As New Zealand heads into summer, Kiwis are being urged to do their homework before hitting the hills for a hike.

More than 500 trampers are rescued in New Zealand every year, and the Mountain Safety Council has launched seven new safety videos to try and change that.

Hiking is something New Zealanders love with more than 1.2 million Kiwis hitting the hills and going tramping every year - but hundreds of them end up being rescued.

Experienced tramper Glenn McGovern came close to being one of them when he got into trouble in the Tararua Ranges.

"I didn't realise I was starting to get hypothermic," McGovern tells Newshub.  

He considered letting off his personal locator beacon but realised help couldn't get to him. 

"There was no chance of the helicopter landing in those conditions and that it was two days for anyone to rescue us on foot," he says.   

Luckily he made it back to the hut where he was able to warm up.

This is a scary situation the Mountain Safety Council wants to prevent. They're releasing safety videos of seven tramps including the Alpine Route, Red Hills, Gillespie Pass and Copland Valley.

"If you were swept into this river it would likely be fatal," the narrator of one of the safety videos says.

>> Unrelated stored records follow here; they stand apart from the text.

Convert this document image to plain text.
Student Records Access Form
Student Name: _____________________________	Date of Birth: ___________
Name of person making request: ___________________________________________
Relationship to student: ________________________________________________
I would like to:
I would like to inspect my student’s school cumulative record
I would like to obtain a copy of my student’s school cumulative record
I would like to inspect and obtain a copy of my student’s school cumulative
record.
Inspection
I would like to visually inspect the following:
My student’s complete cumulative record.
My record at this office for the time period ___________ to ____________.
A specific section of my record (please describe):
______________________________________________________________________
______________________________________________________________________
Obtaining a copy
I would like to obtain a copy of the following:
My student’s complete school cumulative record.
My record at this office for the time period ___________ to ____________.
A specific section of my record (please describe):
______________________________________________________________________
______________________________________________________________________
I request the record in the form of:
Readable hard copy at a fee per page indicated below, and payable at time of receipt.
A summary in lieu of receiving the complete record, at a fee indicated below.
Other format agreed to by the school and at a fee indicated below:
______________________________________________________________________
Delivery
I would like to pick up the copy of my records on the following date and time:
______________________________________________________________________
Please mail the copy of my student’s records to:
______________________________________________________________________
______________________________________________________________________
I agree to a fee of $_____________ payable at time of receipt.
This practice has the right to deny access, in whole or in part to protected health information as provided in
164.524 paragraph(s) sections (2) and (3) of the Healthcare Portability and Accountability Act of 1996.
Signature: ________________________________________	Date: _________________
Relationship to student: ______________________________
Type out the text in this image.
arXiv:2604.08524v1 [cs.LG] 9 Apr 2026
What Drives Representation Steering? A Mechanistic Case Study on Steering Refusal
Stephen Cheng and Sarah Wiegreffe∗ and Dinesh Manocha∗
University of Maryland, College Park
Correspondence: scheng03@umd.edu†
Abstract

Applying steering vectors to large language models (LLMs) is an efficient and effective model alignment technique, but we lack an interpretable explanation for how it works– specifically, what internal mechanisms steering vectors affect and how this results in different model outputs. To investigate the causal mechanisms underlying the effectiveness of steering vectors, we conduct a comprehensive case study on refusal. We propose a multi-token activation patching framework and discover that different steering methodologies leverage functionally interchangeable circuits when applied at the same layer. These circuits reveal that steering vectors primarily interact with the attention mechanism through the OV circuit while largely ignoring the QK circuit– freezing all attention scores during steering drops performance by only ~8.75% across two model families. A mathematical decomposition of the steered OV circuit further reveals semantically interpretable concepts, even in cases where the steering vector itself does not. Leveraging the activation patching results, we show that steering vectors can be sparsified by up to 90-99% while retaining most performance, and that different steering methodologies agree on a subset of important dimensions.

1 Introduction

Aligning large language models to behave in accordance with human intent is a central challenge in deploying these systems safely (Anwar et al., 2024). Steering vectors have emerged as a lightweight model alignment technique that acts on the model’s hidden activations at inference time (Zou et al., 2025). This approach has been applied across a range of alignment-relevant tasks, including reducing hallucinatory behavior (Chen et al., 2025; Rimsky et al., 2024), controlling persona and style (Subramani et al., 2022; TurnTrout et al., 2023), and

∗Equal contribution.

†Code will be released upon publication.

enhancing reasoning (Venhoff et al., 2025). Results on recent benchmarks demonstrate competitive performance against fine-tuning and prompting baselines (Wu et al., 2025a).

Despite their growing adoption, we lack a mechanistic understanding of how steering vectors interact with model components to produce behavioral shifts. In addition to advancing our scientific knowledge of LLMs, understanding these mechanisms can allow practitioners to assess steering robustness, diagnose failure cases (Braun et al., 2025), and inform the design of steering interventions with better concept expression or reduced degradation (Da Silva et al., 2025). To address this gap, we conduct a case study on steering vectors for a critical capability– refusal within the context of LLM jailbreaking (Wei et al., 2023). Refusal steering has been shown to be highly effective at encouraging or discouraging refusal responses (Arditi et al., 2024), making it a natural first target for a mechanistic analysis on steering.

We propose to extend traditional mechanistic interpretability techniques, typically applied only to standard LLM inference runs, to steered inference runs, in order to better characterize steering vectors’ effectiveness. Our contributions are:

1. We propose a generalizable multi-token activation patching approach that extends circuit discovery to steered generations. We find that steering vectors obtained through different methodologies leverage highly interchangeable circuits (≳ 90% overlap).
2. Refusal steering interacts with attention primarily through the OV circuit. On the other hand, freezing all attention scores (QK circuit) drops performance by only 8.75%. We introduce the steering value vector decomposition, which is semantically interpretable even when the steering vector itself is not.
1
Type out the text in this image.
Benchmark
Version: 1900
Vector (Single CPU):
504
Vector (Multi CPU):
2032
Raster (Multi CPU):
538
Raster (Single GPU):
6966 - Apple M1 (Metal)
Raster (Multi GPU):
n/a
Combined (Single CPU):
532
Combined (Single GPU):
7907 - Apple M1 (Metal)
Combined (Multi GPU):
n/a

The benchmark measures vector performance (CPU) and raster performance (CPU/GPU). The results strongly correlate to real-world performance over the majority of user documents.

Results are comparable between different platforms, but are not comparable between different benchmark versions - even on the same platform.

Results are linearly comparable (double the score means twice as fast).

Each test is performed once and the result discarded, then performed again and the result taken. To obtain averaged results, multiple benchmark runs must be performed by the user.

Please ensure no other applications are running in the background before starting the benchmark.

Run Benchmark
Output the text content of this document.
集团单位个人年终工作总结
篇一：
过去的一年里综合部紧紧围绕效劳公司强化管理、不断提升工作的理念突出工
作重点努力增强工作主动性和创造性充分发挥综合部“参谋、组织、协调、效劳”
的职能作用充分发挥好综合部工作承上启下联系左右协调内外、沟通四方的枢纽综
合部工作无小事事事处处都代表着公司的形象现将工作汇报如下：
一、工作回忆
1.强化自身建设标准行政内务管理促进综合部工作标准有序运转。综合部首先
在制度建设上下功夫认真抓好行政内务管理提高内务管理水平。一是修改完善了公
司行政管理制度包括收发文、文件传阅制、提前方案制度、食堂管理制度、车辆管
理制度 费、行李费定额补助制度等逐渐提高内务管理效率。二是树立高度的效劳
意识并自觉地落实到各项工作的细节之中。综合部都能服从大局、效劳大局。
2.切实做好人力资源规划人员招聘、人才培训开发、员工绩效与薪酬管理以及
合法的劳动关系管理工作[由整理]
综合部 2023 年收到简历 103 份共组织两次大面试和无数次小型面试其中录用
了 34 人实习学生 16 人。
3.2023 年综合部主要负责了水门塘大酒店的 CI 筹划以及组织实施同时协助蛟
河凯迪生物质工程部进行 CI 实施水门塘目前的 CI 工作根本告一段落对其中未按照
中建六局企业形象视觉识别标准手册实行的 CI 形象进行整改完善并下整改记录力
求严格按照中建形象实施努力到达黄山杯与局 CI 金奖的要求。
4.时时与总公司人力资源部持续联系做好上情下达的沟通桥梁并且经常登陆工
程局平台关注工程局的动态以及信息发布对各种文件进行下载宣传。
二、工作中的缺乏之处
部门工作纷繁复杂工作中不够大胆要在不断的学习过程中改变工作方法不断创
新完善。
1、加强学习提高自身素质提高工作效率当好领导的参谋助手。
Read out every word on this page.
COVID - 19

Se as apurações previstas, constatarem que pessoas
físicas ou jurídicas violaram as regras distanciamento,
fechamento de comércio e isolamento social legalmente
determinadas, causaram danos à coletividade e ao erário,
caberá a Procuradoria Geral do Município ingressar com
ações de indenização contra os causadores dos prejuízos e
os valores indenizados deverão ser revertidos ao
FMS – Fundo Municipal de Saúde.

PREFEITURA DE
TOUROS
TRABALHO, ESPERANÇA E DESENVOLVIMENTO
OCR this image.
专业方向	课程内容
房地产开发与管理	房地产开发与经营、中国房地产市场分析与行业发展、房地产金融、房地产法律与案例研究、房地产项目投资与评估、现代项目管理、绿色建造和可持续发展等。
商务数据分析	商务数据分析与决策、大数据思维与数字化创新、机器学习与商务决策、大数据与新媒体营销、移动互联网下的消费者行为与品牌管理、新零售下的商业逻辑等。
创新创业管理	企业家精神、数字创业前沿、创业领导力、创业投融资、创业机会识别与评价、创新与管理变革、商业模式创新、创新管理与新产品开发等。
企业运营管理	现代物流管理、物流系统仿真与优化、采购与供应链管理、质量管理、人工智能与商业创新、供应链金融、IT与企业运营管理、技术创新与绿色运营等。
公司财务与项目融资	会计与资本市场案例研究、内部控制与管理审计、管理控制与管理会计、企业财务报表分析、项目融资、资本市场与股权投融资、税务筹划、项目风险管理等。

A lot of effort went into the videos as the council's team hiked 250 kilometres to gather information and footage of the unique hazards.

They choose popular routes with a history of problems.

"High winds or high exposures, or very cold rivers that come up," Mike Daisley of the Mountain Safety Council tells Newshub. "That's what is particular about each track video which is unique to that track."

The Mountain Safety Council's new 'Plan My Walk' app now has 19 safety videos in total. 

You can find out specific track information before you hit the trail or what the weather is doing, what to wear and pack and who to tell about your plans.

"There's quite a difference if you're doing a three-day multi-day trip versus a two-hour walk in the hills behind the city," Daisley says.

And with the international border still closed, more Kiwis than ever are exploring their backyard.